Did you know StackExchange has a whole Aviation subdomain?

LaGuardia currently operates 22 arrival runways and 13 departure runways. Adding two miles of space to increase the number could have a positive effect on the capacity of the airport, but adding runways alone does not solve the problem. For instance, depending on the layout of the runways – parallel or perpendicular – you may have better capacity when the weather is cooperating (parallel) or more options and better sustained capacity when weather is less than ideal (perpendicular).

The mix of aircraft sizes could have an impact. If a very large, heavy aircraft lands, it produces more wake turbulence than a smaller craft, so having a larger variety could mean smaller planes have to wait longer.

The sequencing of arrivals and departures – how many planes are arriving vs. leaving? Will we have room for them? Better get that right.

Sequencing across airports – LaGuardia is in what’s considered the NY/NY/PHL airspace, which supports flights to LGA, JFK, EWR, and PHL. And as it turns out, big freaking flying machines need room to maneuver, so it’s not just the flights into and out of LaGuardia that need to be considered.

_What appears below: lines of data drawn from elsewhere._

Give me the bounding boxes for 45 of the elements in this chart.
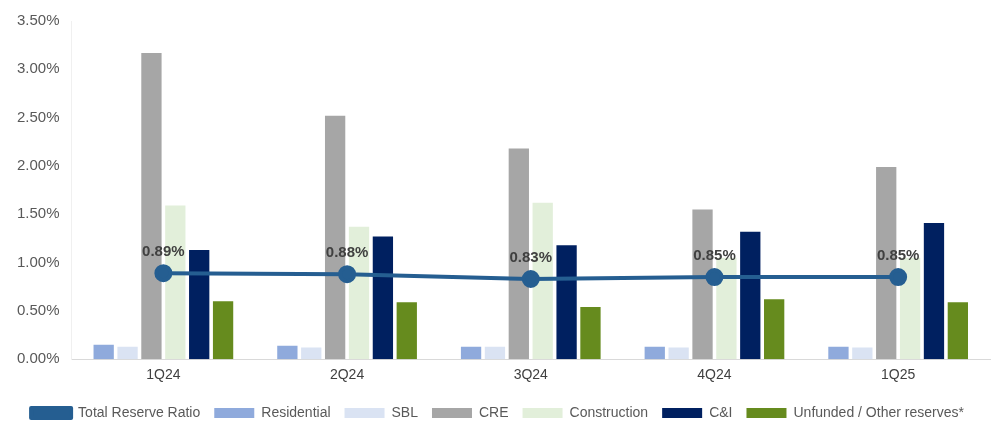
y-tick-label: 3.00% — [16, 59, 60, 77]
legend-label: Residential — [261, 403, 331, 420]
x-tick-label: 3Q24 — [513, 366, 549, 383]
bar — [852, 347, 873, 360]
data-label: 0.89% — [142, 241, 185, 259]
bar — [923, 222, 945, 360]
data-label: 0.85% — [876, 245, 920, 263]
x-tick-label: 2Q24 — [329, 366, 365, 383]
y-tick-label: 2.00% — [16, 156, 60, 174]
y-tick-label: 1.50% — [16, 204, 60, 222]
bar — [668, 347, 689, 360]
bar — [277, 345, 298, 360]
x-tick-label: 1Q24 — [146, 366, 181, 383]
data-label: 0.85% — [693, 245, 736, 263]
data-label: 0.83% — [509, 247, 553, 265]
legend-label: SBL — [391, 403, 419, 420]
bar — [93, 344, 114, 360]
bar — [212, 301, 234, 360]
bar — [117, 346, 138, 360]
bar — [301, 347, 322, 360]
bar — [556, 245, 577, 360]
legend-label: Construction — [569, 403, 649, 420]
legend-label: CRE — [478, 403, 509, 420]
bar — [644, 346, 665, 360]
bar — [580, 307, 601, 360]
y-tick-label: 1.00% — [16, 252, 60, 270]
legend-label: Unfunded / Other reserves* — [793, 403, 965, 420]
data-label: 0.88% — [325, 242, 369, 260]
bar — [189, 250, 210, 360]
y-tick-label: 0.50% — [16, 301, 60, 319]
x-tick-label: 4Q24 — [697, 366, 732, 383]
bar — [460, 346, 482, 360]
x-tick-label: 1Q25 — [881, 366, 916, 383]
bar — [740, 231, 761, 360]
bar — [372, 236, 394, 360]
legend-label: C&I — [709, 403, 733, 420]
bar — [828, 346, 849, 360]
bar — [764, 299, 785, 360]
bar — [947, 302, 968, 360]
bar — [396, 302, 417, 360]
y-tick-label: 0.00% — [16, 349, 60, 367]
y-tick-label: 2.50% — [16, 107, 60, 125]
y-tick-label: 3.50% — [16, 11, 60, 29]
bar — [484, 346, 506, 360]
legend-label: Total Reserve Ratio — [78, 403, 201, 420]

Runway exits. Wind strength in the area. Noise constraints. Lateral separation. So. Many. Things.

By the time I read through the capacity report, learned from the experts on Stack Exchange, and took a moment to consider all of the other things going on around a tarmac, I realized two things.

  1. It is very unlikely that adding two miles to the runways at LaGuardia will have THAT big of an impact.
  2. It is kind of a miracle that we ever get anywhere when it comes to flying, so maybe be nicer to the folks at the desk.